スーパーの鮮魚売り場で、何の変哲もないパック入りの切り身に手が伸びた。安さもさることながら、魚種名でも無い「白身魚」という素っ気ない表示に興味が湧いたからだ。
パックの裏面を見ると見慣れない魚の名が記されていた。その名も「パンガシウス」。
字面から古代魚や深海魚のたたずまいを連想する。調べると、国内外で近年需要が拡大しているれっきとした養殖魚だという。背景を探った。
<主な内容>
・食卓彩る淡水魚はどこからくる?
・今後も増加見込まれるわけ
・お勧めの食べ方
・くら寿司の「補欠」から「レギュラー」に
・安けりゃいい? 水産業関係者の思いとは
10年で4・5倍
まずはその素性を尋ねるべく、東京都千代田区の「大日本水産会」へ足を運んだ。
水産業に関わる572の企業や団体が加盟する一般社団法人だ。
部署の一つ「魚食普及推進センター」によると、パンガシウスは東南アジアに生息するナマズ目パンガシウス科の淡水魚。30種類もの仲間がいるというから驚きだ。
現地では「バサ」や「チャー」と呼ばれることもある。
とりわけベトナム南部の肥沃(ひよく)なメコンデルタが一大養殖地。2010年代初めごろから日本に輸入されるようになった。
スーパーの鮮魚売り場に切り身や味付けされた加工済み商品として並ぶなどし、私たちの胃袋に収まっている。
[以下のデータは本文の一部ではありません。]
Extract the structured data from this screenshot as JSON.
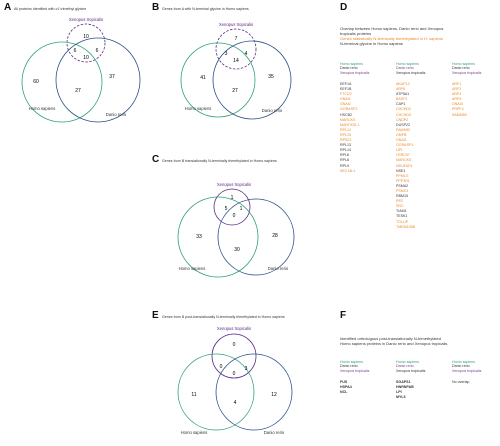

財務省の貿易統計によると、主要生産国であるベトナムからのパンガシウスの輸入量(冷凍フィレ)は24年に1万668トンと、初めて1万トンを超えた。2364トンだった10年前の4・5倍にまで伸びている。
今後も増加見込まれるわけ
「日本は海の魚を特に好んで食べる傾向にあり、まだまだ浸透していない。でも、今後も需要の拡大は続くでしょう」
パンガシウスの伸びしろについて語るのは、東京都江東区にある「東洋冷蔵」の鈴木一正・営業第1課長。パンガシウスの輸入シェアで国内トップに立つ総合水産商社だ。
ベトナムのパンガシウス輸出先を見ると、24年は中国27・7%、米国16・4%などと続き、日本はわずか1・9%。
だが、これが将来的にタイ(3・0%)やブラジル(6・2%)並みになると、鈴木さんは語る。